Weiß nicht wirklich was ich dazu schreiben soll, werde es mir eh nicht anschauen. Wenn ich hier alleine den Bezug zu Discovery lese kommt die Serie bei  mir automatisch in die "Schau es dir nicht an, du wirst davon nur  enttäuscht" Schublade.

Habe vor 2 Wochen die 2. Staffel von The Orville gesehen und die war meiner Meinung nach richtig richtig gut, hat im Vergleich zur ersten Staffel eine gute Schippe drauf gelegt.

mfg Ratha


----------



## -RedMoon- (16. Mai 2020)

The Orville ist natürlich das beste "Star Trek" was wir in den letzten 10-15 Jahren bekommen haben. Aber Pike und seine Enterprise waren mitunter das beste im Discovery Universum. Sie haben Discovery vor dem Niedergang gerettet und insgeheim hatte ich mit einer neuen Seriencrew mitsamt neuer Serie schon gerechnet. Nun, von Picard (der Serie) will ich mal kein Wort verlieren


----------



## sfc (16. Mai 2020)

Noch mehr Unterschichten-Trek der Herren Kurtzman und Goldsman, das als Prequel verkauft wird, nur um sich an überhaupt gar nichts zu halten. 

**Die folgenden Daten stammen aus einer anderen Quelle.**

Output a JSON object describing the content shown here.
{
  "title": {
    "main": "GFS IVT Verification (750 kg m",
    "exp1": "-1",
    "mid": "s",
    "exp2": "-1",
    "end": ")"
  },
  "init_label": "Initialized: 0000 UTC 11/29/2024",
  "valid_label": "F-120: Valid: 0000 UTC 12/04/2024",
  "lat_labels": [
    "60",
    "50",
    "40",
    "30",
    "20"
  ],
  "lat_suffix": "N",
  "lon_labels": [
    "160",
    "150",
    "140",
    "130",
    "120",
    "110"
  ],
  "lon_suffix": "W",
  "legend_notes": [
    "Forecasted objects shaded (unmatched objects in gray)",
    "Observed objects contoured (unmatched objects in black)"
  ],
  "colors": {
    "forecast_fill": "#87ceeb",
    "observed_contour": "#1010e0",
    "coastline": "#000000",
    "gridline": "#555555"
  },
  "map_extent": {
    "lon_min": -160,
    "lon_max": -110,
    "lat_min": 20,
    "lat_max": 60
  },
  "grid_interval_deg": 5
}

STD war schon der wirklich allerletzte Rotz, als hätten das ein paar Irre unter Einfluss von Alkohol und Drogen auf der Latrine zusammengeschrieben. 

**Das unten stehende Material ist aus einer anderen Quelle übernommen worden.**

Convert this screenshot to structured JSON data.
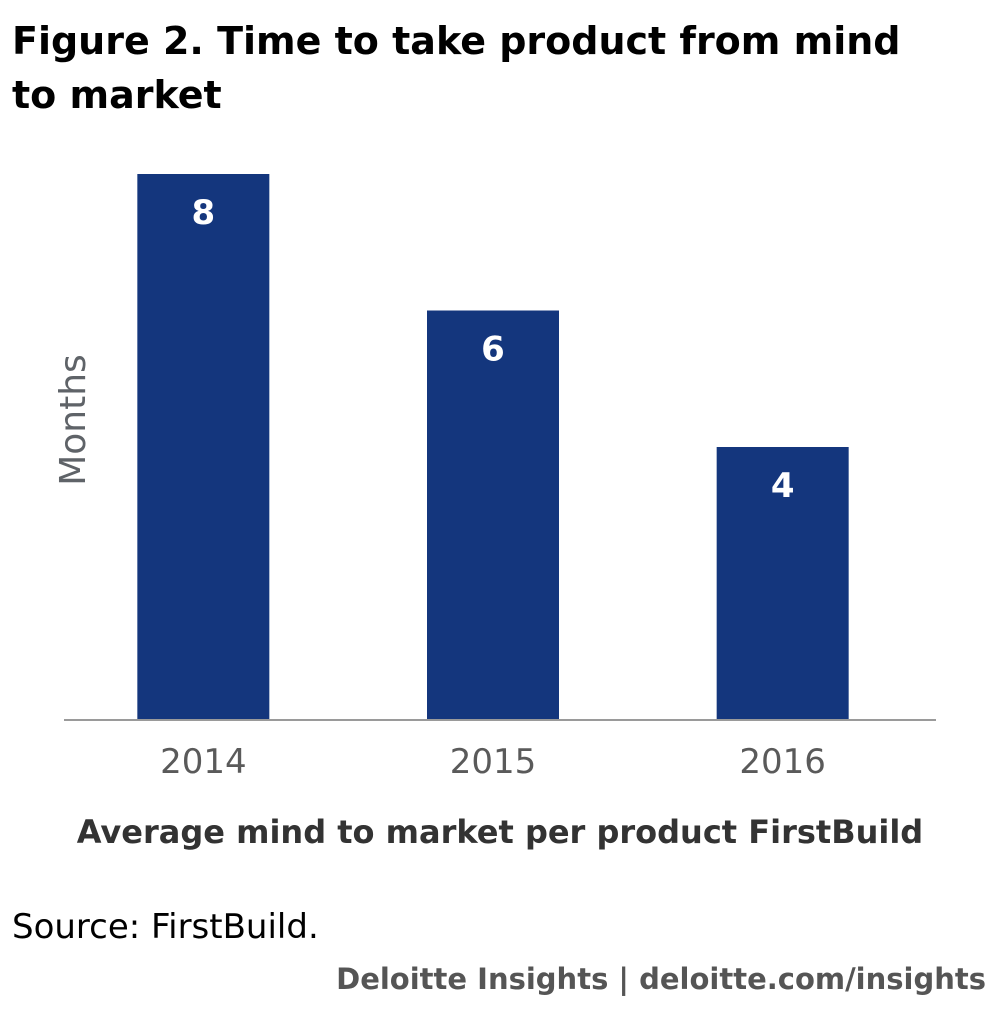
{
  "title": "Figure 2. Time to take product from mind to market",
  "chart_data": {
    "type": "bar",
    "categories": [
      "2014",
      "2015",
      "2016"
    ],
    "values": [
      8,
      6,
      4
    ],
    "xlabel": "Average mind to market per product FirstBuild",
    "ylabel": "Months",
    "ylim": [
      0,
      8
    ],
    "grid": false,
    "bar_color": "#14367d",
    "data_labels": [
      "8",
      "6",
      "4"
    ]
  },
  "source": "Source: FirstBuild.",
  "credit": "Deloitte Insights | deloitte.com/insights"
}
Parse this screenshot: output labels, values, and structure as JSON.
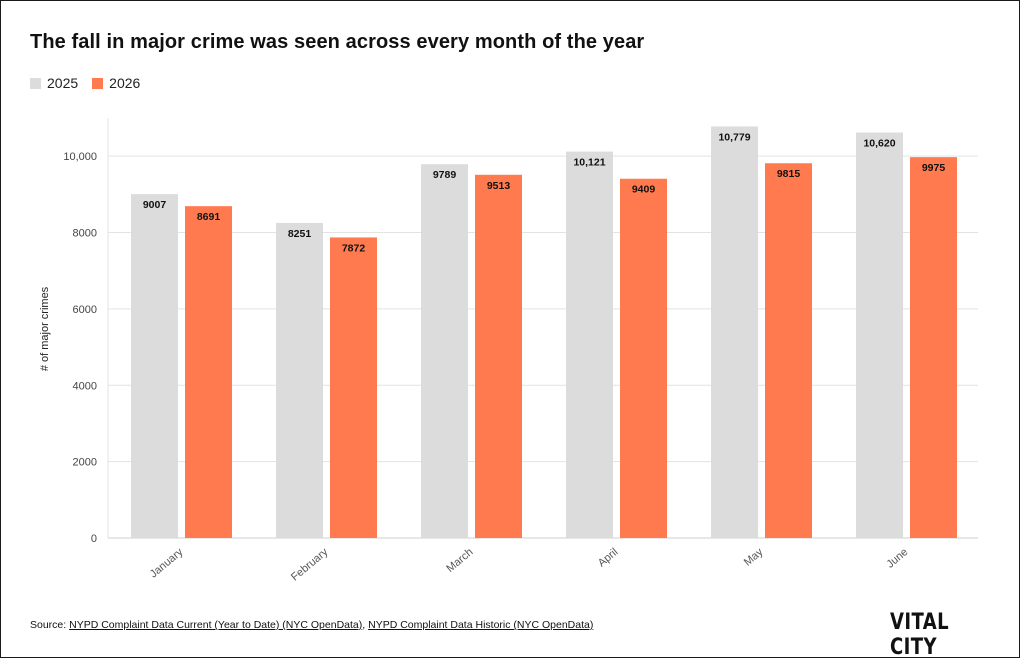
{
  "chart_data": {
    "type": "bar",
    "title": "The fall in major crime was seen across every month of the year",
    "ylabel": "# of major crimes",
    "xlabel": "",
    "ylim": [
      0,
      11000
    ],
    "yticks": [
      0,
      2000,
      4000,
      6000,
      8000,
      10000
    ],
    "ytick_labels": [
      "0",
      "2000",
      "4000",
      "6000",
      "8000",
      "10,000"
    ],
    "grid": true,
    "legend_position": "top-left",
    "categories": [
      "January",
      "February",
      "March",
      "April",
      "May",
      "June"
    ],
    "series": [
      {
        "name": "2025",
        "color": "#dcdcdc",
        "values": [
          9007,
          8251,
          9789,
          10121,
          10779,
          10620
        ],
        "labels": [
          "9007",
          "8251",
          "9789",
          "10,121",
          "10,779",
          "10,620"
        ]
      },
      {
        "name": "2026",
        "color": "#ff7b4f",
        "values": [
          8691,
          7872,
          9513,
          9409,
          9815,
          9975
        ],
        "labels": [
          "8691",
          "7872",
          "9513",
          "9409",
          "9815",
          "9975"
        ]
      }
    ]
  },
  "footer": {
    "source_prefix": "Source: ",
    "source_link_1": "NYPD Complaint Data Current (Year to Date) (NYC OpenData)",
    "separator": ", ",
    "source_link_2": "NYPD Complaint Data Historic (NYC OpenData)",
    "brand": "VITAL CITY"
  }
}
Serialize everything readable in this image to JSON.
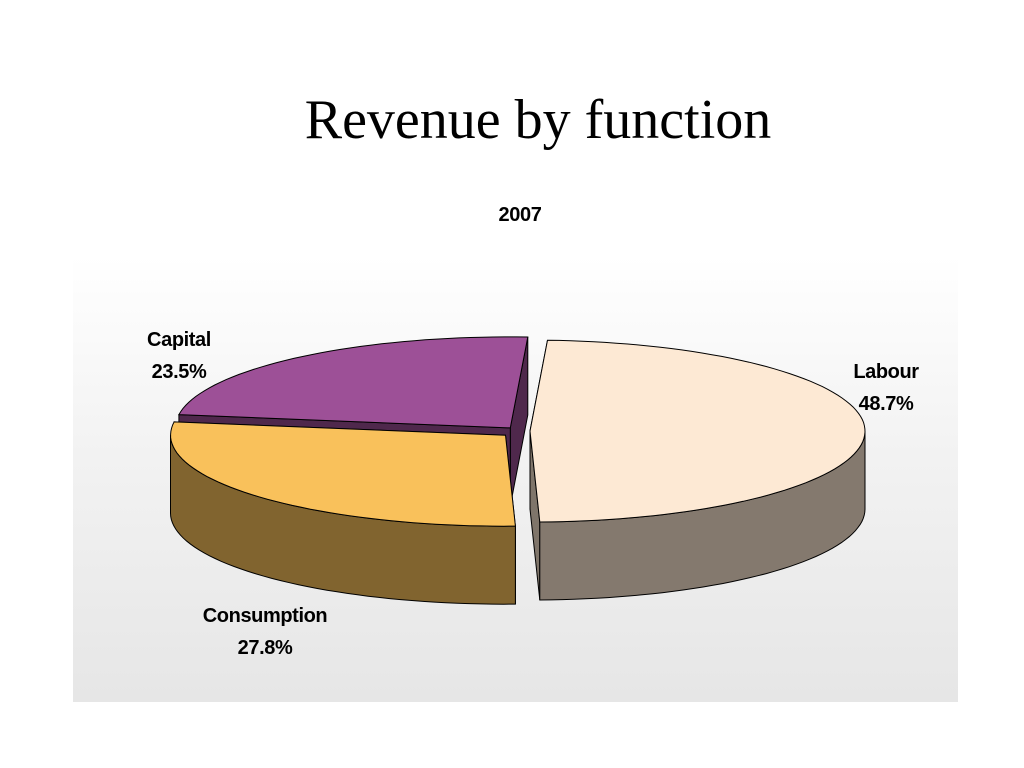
{
  "slide": {
    "title": "Revenue by function"
  },
  "chart_data": {
    "type": "pie",
    "title": "2007",
    "three_d": true,
    "exploded": true,
    "labels": [
      "Labour",
      "Consumption",
      "Capital"
    ],
    "values": [
      48.7,
      27.8,
      23.5
    ],
    "value_labels": [
      "48.7%",
      "27.8%",
      "23.5%"
    ],
    "colors": {
      "Labour": "#fde9d4",
      "Consumption": "#f9c15b",
      "Capital": "#9d5097"
    },
    "background": "#ebebeb"
  }
}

Ist mir unbegreiflich, wie man im Jahr 2020 noch so einen Müll bringen kann. The Expanse, The Orville, Mandalorian, Altered Carbon, Upload ... andere aktuelle Science-Fiction ist so viel besser als der Kurtzman-Müll - ohne ein Franchise zu vernichten. 

Picard und die Short Treks sind auch nicht besser gewesen. Und doch immer wieder Kurtzman. Widerlich. 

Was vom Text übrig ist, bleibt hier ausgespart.